I think of Francis and family this day because this week a major agreement was reached between U.S. and Iran negotiators.
The media is full of commentary about this agreement, and people who stop by this blog can find far more than adequate information in other sources, on all sides about the technical details, and dead-certain positions and opinions about it.
President Obama framed this pretty well, yesterday: “Either the issue of Iran obtaining a nuclear weapon is resolved diplomatically through a negotiation or it’s resolved through force through war.”
Either we figure out how to get along, or there will be more and more people with names who perish, and not only ours.

This won’t stop the drumbeaters for War, for unconditional surrender of the Enemy, whoever that happens to be at the time.
Peace is a very hard sell in this country.
Peace is, I think I can fairly say, considered by the traditional Power People in our country to be an instrument of terrorism…It threatens their prosperity or their authority.
For the media (and the people who watch or read it) Peace is boring as a generator of revenue (just watch your local and national news and see what is prioritized for coverage.)
Peace is costly – a competitor – for the military-industrial complex that President Eisenhower so correctly identified as a big and looming problem way back in 1961.
For others, an enemy is absolutely essential to retain power and control. It is useful to keep people in fear, and portray yourself as the only safety buffer between “us and them”.
Eisenhower was as military as they come…he knew, however, a reality to which we’ve paid too little attention.
My friend, Tom White, who spent a great deal of time for many years establishing accurate numbers concerning military and other costs in this country always estimated that over half of the U.S. discretionary budget related to military.
He’s out of the card business now, but the general information on his last one is still pretty accurate.
All that military money goes somewhere, and the vast majority not for the peace and general welfare of our or other citizens.

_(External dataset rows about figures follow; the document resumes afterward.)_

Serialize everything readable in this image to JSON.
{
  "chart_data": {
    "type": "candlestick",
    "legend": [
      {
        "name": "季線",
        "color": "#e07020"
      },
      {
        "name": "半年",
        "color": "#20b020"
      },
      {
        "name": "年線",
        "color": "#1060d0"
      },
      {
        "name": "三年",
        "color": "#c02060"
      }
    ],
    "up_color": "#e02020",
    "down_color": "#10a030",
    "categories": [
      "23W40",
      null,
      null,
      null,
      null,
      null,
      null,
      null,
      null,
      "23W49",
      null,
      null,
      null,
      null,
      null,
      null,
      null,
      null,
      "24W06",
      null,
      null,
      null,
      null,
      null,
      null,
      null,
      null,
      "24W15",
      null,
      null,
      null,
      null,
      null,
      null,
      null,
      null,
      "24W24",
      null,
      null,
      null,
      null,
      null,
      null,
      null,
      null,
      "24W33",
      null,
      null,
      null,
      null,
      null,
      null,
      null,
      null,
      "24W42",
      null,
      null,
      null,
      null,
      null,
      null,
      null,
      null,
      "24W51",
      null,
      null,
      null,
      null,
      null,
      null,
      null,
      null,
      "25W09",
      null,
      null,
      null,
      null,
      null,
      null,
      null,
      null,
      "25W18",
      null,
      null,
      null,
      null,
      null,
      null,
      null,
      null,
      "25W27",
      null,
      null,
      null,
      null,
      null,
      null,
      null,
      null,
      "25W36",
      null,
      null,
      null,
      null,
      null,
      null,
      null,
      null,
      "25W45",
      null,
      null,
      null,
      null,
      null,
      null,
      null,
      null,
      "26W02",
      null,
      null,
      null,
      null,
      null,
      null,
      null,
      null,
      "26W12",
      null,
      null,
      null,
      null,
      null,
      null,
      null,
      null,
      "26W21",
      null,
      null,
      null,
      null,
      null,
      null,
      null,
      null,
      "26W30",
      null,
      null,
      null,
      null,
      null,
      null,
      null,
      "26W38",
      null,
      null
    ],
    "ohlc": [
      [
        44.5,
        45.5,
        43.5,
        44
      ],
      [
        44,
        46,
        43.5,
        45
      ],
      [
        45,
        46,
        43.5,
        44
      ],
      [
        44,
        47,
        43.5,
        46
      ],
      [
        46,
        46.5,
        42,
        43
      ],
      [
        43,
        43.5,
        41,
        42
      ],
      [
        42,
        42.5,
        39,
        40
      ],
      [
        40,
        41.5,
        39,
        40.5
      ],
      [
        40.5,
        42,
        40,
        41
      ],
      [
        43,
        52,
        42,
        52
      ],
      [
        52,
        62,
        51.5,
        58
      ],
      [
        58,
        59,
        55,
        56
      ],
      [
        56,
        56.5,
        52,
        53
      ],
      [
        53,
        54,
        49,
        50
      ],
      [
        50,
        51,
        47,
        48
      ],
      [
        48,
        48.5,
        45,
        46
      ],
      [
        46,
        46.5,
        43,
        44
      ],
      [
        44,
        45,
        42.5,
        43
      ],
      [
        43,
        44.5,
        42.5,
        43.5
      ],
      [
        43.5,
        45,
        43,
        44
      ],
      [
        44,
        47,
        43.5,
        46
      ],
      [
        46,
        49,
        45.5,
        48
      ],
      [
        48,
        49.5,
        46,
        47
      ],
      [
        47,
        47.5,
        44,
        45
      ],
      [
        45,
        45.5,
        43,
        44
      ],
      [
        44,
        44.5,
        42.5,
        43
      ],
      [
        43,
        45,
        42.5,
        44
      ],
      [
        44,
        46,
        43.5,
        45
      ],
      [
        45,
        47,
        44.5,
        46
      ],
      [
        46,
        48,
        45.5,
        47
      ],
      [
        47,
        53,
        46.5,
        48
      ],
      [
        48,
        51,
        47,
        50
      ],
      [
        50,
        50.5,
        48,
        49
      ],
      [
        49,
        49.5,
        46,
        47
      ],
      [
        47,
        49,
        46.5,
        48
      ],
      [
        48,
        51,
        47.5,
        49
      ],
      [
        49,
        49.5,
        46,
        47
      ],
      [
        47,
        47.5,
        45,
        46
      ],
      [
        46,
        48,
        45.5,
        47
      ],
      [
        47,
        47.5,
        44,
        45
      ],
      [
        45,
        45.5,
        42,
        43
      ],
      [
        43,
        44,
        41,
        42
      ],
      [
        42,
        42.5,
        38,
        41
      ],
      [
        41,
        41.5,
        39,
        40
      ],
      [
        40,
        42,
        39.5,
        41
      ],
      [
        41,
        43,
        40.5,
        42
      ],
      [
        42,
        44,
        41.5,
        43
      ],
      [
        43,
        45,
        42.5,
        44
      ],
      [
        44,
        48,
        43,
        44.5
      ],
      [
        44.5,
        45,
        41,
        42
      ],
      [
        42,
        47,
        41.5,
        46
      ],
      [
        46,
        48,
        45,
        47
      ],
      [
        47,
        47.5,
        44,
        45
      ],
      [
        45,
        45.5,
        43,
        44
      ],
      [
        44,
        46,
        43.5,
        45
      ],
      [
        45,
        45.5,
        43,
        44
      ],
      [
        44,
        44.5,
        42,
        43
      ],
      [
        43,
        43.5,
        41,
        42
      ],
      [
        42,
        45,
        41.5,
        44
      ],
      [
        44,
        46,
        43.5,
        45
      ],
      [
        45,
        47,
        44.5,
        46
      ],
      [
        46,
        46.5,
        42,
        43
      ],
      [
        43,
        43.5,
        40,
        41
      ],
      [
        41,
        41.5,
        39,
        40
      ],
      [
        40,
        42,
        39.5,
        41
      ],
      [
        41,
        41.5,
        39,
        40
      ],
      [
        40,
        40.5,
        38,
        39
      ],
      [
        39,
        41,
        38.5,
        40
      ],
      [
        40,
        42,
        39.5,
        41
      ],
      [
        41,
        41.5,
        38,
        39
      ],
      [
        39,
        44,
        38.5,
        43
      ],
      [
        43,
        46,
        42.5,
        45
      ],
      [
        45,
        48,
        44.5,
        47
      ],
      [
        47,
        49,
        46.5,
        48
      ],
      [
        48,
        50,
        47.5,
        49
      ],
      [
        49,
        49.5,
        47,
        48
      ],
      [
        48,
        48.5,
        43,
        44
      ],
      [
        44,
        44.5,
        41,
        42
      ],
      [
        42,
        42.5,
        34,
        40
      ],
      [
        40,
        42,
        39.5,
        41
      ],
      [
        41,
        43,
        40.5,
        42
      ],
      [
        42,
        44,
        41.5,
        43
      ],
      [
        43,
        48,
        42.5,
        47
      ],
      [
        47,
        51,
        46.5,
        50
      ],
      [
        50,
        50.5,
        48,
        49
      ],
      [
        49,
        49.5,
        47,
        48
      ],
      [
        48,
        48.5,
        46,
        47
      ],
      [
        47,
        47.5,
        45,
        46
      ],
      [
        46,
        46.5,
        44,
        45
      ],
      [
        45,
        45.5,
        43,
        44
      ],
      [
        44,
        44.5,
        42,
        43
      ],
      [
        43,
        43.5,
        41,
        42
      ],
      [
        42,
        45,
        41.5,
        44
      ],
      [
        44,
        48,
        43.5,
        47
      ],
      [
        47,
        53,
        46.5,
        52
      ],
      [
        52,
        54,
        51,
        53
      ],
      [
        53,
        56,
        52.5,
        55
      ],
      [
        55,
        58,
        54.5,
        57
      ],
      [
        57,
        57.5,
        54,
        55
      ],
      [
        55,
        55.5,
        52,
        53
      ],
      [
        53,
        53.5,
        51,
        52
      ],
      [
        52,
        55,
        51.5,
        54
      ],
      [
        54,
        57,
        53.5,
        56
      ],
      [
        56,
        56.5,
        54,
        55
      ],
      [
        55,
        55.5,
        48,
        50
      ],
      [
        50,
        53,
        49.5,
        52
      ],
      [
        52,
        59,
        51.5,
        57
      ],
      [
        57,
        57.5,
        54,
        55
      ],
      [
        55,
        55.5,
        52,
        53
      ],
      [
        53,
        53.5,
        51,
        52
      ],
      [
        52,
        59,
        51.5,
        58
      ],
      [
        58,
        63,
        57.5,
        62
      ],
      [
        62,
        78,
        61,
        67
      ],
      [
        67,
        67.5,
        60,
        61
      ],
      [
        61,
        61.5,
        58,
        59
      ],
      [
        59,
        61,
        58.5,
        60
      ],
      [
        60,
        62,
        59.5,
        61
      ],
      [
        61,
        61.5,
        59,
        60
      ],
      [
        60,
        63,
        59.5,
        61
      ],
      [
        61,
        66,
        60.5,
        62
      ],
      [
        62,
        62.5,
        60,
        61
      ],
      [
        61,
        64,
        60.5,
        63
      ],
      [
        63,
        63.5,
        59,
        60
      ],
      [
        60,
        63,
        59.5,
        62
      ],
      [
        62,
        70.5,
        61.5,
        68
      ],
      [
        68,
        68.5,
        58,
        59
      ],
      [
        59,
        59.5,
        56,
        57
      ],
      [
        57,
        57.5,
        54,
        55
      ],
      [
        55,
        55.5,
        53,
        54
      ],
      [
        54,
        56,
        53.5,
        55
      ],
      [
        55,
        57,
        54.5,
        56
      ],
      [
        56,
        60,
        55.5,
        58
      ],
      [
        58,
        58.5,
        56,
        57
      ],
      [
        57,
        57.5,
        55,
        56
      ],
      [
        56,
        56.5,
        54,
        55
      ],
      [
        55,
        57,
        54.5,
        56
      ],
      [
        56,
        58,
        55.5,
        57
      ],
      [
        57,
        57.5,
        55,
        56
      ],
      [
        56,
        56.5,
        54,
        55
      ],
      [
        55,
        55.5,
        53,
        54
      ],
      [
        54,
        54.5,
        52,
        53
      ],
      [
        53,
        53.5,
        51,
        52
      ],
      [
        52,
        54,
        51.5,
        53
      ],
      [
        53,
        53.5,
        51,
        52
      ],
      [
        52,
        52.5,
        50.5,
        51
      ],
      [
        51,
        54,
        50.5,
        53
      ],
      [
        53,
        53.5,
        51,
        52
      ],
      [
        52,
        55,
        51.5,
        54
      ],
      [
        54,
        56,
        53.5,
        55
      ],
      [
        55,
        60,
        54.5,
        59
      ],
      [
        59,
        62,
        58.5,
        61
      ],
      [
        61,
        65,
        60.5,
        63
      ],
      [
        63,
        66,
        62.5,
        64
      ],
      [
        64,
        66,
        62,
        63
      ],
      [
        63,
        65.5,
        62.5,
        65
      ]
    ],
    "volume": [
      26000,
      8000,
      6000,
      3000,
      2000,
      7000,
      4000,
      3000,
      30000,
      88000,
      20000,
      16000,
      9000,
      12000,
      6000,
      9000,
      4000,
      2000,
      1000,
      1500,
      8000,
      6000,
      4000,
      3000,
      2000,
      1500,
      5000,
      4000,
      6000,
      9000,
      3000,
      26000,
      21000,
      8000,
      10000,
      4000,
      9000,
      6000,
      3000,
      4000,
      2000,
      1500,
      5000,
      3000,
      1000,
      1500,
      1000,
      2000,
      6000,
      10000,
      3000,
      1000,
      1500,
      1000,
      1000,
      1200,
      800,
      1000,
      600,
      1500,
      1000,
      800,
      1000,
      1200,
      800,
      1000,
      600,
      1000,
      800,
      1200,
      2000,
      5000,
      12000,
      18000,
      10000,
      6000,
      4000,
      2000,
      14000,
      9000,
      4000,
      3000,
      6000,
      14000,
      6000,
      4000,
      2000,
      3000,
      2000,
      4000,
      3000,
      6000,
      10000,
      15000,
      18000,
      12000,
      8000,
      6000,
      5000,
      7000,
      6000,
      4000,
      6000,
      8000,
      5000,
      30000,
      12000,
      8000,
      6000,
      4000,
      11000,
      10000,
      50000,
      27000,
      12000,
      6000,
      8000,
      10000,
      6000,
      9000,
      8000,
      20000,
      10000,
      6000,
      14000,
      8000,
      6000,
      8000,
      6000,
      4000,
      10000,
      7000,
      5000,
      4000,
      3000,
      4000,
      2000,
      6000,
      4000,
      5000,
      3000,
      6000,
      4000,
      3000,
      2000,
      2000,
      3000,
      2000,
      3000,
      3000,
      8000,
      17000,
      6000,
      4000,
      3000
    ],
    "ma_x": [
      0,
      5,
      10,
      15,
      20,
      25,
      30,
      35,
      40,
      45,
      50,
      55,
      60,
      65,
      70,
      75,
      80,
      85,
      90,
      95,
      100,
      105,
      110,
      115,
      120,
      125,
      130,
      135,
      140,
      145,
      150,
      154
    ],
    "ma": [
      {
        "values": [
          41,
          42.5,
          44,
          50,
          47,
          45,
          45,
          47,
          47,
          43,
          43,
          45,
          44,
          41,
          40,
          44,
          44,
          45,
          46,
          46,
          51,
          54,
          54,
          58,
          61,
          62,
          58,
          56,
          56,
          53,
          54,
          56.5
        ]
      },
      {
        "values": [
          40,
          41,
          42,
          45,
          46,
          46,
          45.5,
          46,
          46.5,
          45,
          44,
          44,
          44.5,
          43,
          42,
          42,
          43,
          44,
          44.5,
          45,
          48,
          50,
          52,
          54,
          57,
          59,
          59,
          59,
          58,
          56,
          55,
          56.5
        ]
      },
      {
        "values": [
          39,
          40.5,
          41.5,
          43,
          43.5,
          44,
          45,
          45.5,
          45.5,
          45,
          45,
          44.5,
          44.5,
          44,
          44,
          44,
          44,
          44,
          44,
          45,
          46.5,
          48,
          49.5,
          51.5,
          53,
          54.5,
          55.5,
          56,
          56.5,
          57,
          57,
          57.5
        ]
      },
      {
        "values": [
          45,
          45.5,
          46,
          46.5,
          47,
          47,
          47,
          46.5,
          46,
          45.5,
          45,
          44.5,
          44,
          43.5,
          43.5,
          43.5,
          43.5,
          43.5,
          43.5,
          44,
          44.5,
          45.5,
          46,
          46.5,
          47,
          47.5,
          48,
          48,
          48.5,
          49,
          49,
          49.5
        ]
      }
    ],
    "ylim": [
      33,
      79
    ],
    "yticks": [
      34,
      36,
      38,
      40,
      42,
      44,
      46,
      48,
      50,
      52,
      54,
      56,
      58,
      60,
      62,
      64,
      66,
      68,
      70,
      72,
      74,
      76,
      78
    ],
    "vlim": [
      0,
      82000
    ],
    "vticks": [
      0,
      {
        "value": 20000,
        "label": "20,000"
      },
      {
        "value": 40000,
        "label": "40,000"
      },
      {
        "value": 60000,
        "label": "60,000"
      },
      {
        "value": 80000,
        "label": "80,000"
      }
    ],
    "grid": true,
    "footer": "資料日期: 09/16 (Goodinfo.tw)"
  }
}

We live or we die by our priorities.
Francis and millions of others have died defending the premise that war is necessary for peace.
*
A postnote from the present:
I’ve been a member of the American Legion for years. I’m a vet. The Minnesota American Legion seems to enroll perhaps 1 1/2% of Minnesota’s population. It is a small, and decreasing in membership (old soldiers do die), but still a powerful entity.
In the most recent American Legion newspaper, announcement was made of the 2015 Minnesota American Legion Convention, including the Resolutions it would be considering, among which was this one.
(click to enlarge)
American Legion MN 2015001
Are our (America’s) priorities:
“Constitution
Military Power
Faith
and
Capitalism”

as stated in the Resolution?
The drafter of the resolution seems to think so, and I can predict that this resolution will sail through. Look carefully at the four pillars of the resolution.
If we choose survival, we choose peace: that is my opinion.
And I thank the administration of President Obama for forcing us to begin this conversation, since an alternative to his forced choice is a third way, which he did not mention: to stay the course of our dismal reality of fear of anything and everything but war.